Whether it is mild or severe, dealing with hot, painful feet can be frustrating. Burning feet can interrupt your daily activities, the ability to participate in sports or exercise, make wearing certain shoes difficult and hinder a good night of sleep.

Dr. Tina Boucher, foot specialist in Meriden, CT sees this condition regularly at her podiatric office. Patients often come in complaining of a burning sensation, numbness or a pins and needles feeling in their feet. If you have burning feet, it is really important to come in and have it checked out due to the fact that there are several reasons for why it is happening. It could be as simple as your feet are just tired but there may be an underlying cause that is serious and needs prompt intervention.

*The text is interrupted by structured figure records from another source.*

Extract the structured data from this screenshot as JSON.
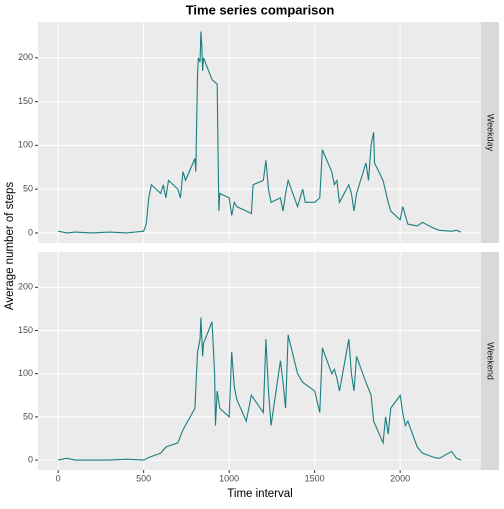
{
  "chart_data": {
    "type": "line",
    "title": "Time series comparison",
    "xlabel": "Time interval",
    "ylabel": "Average number of steps",
    "xlim": [
      -117.75,
      2472.75
    ],
    "xticks": [
      0,
      500,
      1000,
      1500,
      2000
    ],
    "ylim": [
      -11.5,
      240.9
    ],
    "yticks": [
      0,
      50,
      100,
      150,
      200
    ],
    "grid": true,
    "color": "#1b7f80",
    "series": [
      {
        "name": "Weekday",
        "x": [
          0,
          50,
          100,
          200,
          300,
          400,
          450,
          500,
          515,
          530,
          545,
          600,
          615,
          630,
          645,
          700,
          715,
          730,
          745,
          800,
          805,
          815,
          820,
          830,
          835,
          840,
          845,
          850,
          900,
          930,
          935,
          940,
          945,
          1000,
          1015,
          1030,
          1045,
          1100,
          1130,
          1140,
          1200,
          1215,
          1230,
          1245,
          1300,
          1315,
          1330,
          1345,
          1400,
          1430,
          1445,
          1500,
          1530,
          1545,
          1600,
          1615,
          1630,
          1645,
          1700,
          1715,
          1730,
          1745,
          1800,
          1815,
          1830,
          1845,
          1850,
          1900,
          1930,
          1945,
          2000,
          2015,
          2030,
          2045,
          2100,
          2130,
          2200,
          2230,
          2300,
          2330,
          2355
        ],
        "values": [
          2,
          0,
          1,
          0,
          1,
          0,
          1,
          2,
          10,
          40,
          55,
          45,
          55,
          40,
          60,
          50,
          40,
          70,
          60,
          85,
          70,
          180,
          200,
          195,
          230,
          215,
          185,
          200,
          175,
          170,
          95,
          25,
          45,
          40,
          20,
          35,
          30,
          25,
          22,
          55,
          60,
          83,
          50,
          35,
          40,
          25,
          45,
          60,
          30,
          50,
          35,
          35,
          40,
          95,
          70,
          55,
          60,
          35,
          55,
          45,
          25,
          45,
          80,
          60,
          100,
          115,
          80,
          60,
          35,
          25,
          15,
          30,
          20,
          10,
          8,
          12,
          5,
          3,
          2,
          3,
          1
        ]
      },
      {
        "name": "Weekend",
        "x": [
          0,
          50,
          100,
          300,
          400,
          500,
          530,
          600,
          630,
          700,
          730,
          800,
          815,
          830,
          835,
          845,
          850,
          900,
          915,
          920,
          930,
          945,
          1000,
          1015,
          1030,
          1045,
          1100,
          1130,
          1200,
          1215,
          1230,
          1245,
          1300,
          1315,
          1330,
          1345,
          1400,
          1430,
          1500,
          1530,
          1545,
          1600,
          1615,
          1630,
          1645,
          1700,
          1715,
          1730,
          1745,
          1800,
          1830,
          1845,
          1900,
          1915,
          1930,
          1945,
          2000,
          2015,
          2030,
          2045,
          2100,
          2130,
          2200,
          2230,
          2300,
          2330,
          2355
        ],
        "values": [
          0,
          2,
          0,
          0,
          1,
          0,
          3,
          8,
          15,
          20,
          35,
          60,
          125,
          140,
          165,
          120,
          135,
          160,
          100,
          40,
          80,
          60,
          50,
          125,
          85,
          70,
          45,
          75,
          55,
          140,
          80,
          40,
          115,
          90,
          60,
          145,
          100,
          90,
          80,
          55,
          130,
          100,
          105,
          95,
          80,
          140,
          100,
          80,
          120,
          90,
          75,
          45,
          20,
          50,
          30,
          60,
          75,
          55,
          40,
          45,
          15,
          8,
          3,
          2,
          10,
          2,
          0
        ]
      }
    ]
  }
}
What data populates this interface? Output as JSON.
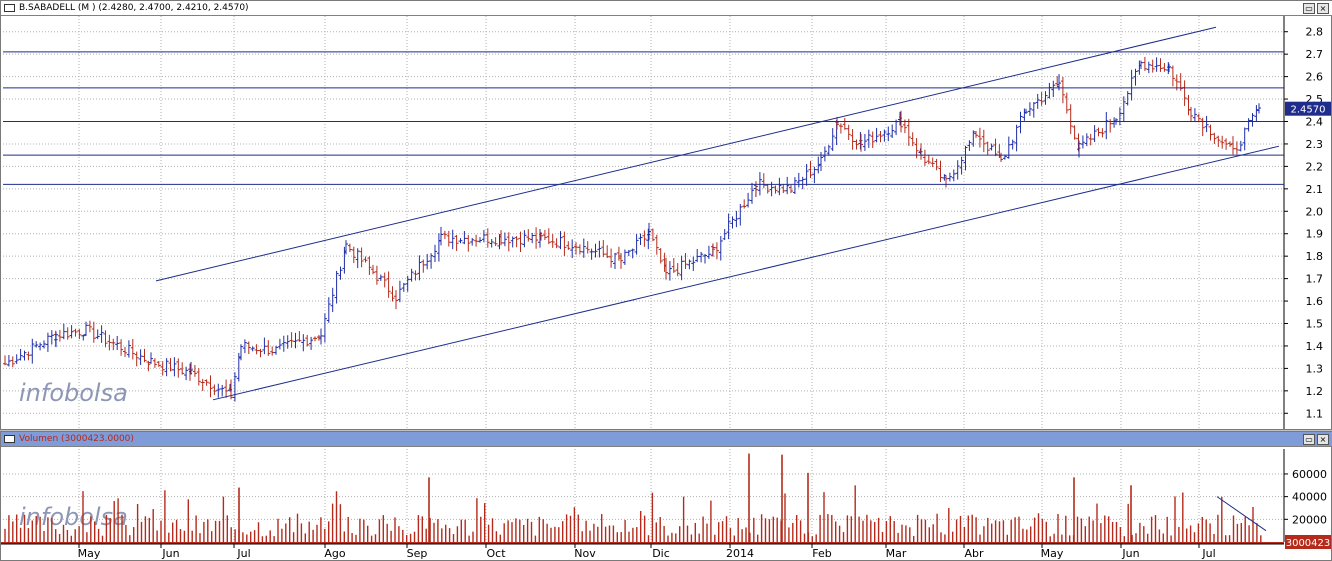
{
  "price_panel": {
    "title": "B.SABADELL (M ) (2.4280, 2.4700, 2.4210, 2.4570)",
    "watermark": "infobolsa",
    "last_price_label": "2.4570",
    "colors": {
      "up": "#1e2da8",
      "down": "#b52a1b",
      "trendline": "#1e2d8c",
      "grid": "#b0b0b0",
      "background": "#ffffff"
    }
  },
  "volume_panel": {
    "title": "Volumen (3000423.0000)",
    "watermark": "infobolsa",
    "last_volume_label": "3000423",
    "title_bar_color": "#7f9bd8"
  },
  "window_buttons": {
    "restore_icon": "restore-icon",
    "close_icon": "close-icon",
    "restore": "▭",
    "close": "×"
  },
  "chart_data": [
    {
      "type": "ohlc",
      "title": "B.SABADELL (M ) (2.4280, 2.4700, 2.4210, 2.4570)",
      "xlabel": "",
      "ylabel": "",
      "x_tick_labels": [
        "May",
        "Jun",
        "Jul",
        "Ago",
        "Sep",
        "Oct",
        "Nov",
        "Dic",
        "2014",
        "Feb",
        "Mar",
        "Abr",
        "May",
        "Jun",
        "Jul"
      ],
      "y_ticks": [
        1.1,
        1.2,
        1.3,
        1.4,
        1.5,
        1.6,
        1.7,
        1.8,
        1.9,
        2.0,
        2.1,
        2.2,
        2.3,
        2.4,
        2.5,
        2.6,
        2.7,
        2.8
      ],
      "ylim": [
        1.03,
        2.87
      ],
      "grid": true,
      "last_close": 2.457,
      "close_path_anchors": [
        [
          "May",
          1.32
        ],
        [
          "May",
          1.45
        ],
        [
          "May",
          1.47
        ],
        [
          "Jun",
          1.33
        ],
        [
          "Jun",
          1.28
        ],
        [
          "Jul",
          1.18
        ],
        [
          "Jul",
          1.4
        ],
        [
          "Jul",
          1.38
        ],
        [
          "Ago",
          1.45
        ],
        [
          "Ago",
          1.85
        ],
        [
          "Ago",
          1.73
        ],
        [
          "Sep",
          1.62
        ],
        [
          "Sep",
          1.88
        ],
        [
          "Oct",
          1.88
        ],
        [
          "Oct",
          1.88
        ],
        [
          "Nov",
          1.85
        ],
        [
          "Nov",
          1.78
        ],
        [
          "Dic",
          1.9
        ],
        [
          "Dic",
          1.72
        ],
        [
          "2014",
          1.82
        ],
        [
          "2014",
          2.12
        ],
        [
          "2014",
          2.1
        ],
        [
          "Feb",
          2.22
        ],
        [
          "Feb",
          2.4
        ],
        [
          "Feb",
          2.3
        ],
        [
          "Mar",
          2.4
        ],
        [
          "Mar",
          2.25
        ],
        [
          "Mar",
          2.13
        ],
        [
          "Abr",
          2.35
        ],
        [
          "Abr",
          2.22
        ],
        [
          "May",
          2.45
        ],
        [
          "May",
          2.57
        ],
        [
          "May",
          2.28
        ],
        [
          "Jun",
          2.42
        ],
        [
          "Jun",
          2.66
        ],
        [
          "Jun",
          2.64
        ],
        [
          "Jul",
          2.45
        ],
        [
          "Jul",
          2.26
        ],
        [
          "Jul",
          2.46
        ]
      ],
      "horizontal_lines": [
        2.71,
        2.55,
        2.4,
        2.25,
        2.12
      ],
      "channel_upper": [
        [
          "Jun",
          1.69
        ],
        [
          "Jul",
          2.82
        ]
      ],
      "channel_lower": [
        [
          "Jul",
          1.16
        ],
        [
          "Jul",
          2.29
        ]
      ]
    },
    {
      "type": "bar",
      "title": "Volumen (3000423.0000)",
      "xlabel": "",
      "ylabel": "",
      "y_ticks": [
        20000,
        40000,
        60000
      ],
      "ylim": [
        0,
        82000
      ],
      "last_value": 3000423,
      "peaks": [
        [
          "Jul",
          48000
        ],
        [
          "Sep",
          57000
        ],
        [
          "2014",
          78000
        ],
        [
          "2014",
          77000
        ],
        [
          "Feb",
          61000
        ],
        [
          "May",
          57000
        ],
        [
          "Jun",
          50000
        ]
      ],
      "baseline_range": [
        5000,
        25000
      ],
      "trendline": [
        [
          "Jul",
          40000
        ],
        [
          "Jul",
          10000
        ]
      ]
    }
  ]
}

Some of the common causes for burning feet include:
  • Diabetic neuropathy (nerve damage in the feet)
  • Hypothyroidism
  • Vitamin deficiency anemia
  • Chronic kidney failure
  • Charcot-Marie-Tooth disease
  • Tarsal tunnel syndrome
If you are dealing with burning feet today, you can try and elevate your feet or bathe your feet in cool water to see if symptoms are alleviated. Changing to a more comfortable pair of shoes may also help. If the burning came on suddenly, it developed and has continued despite home care measures or is becoming more intense and painful, it is time to seek help.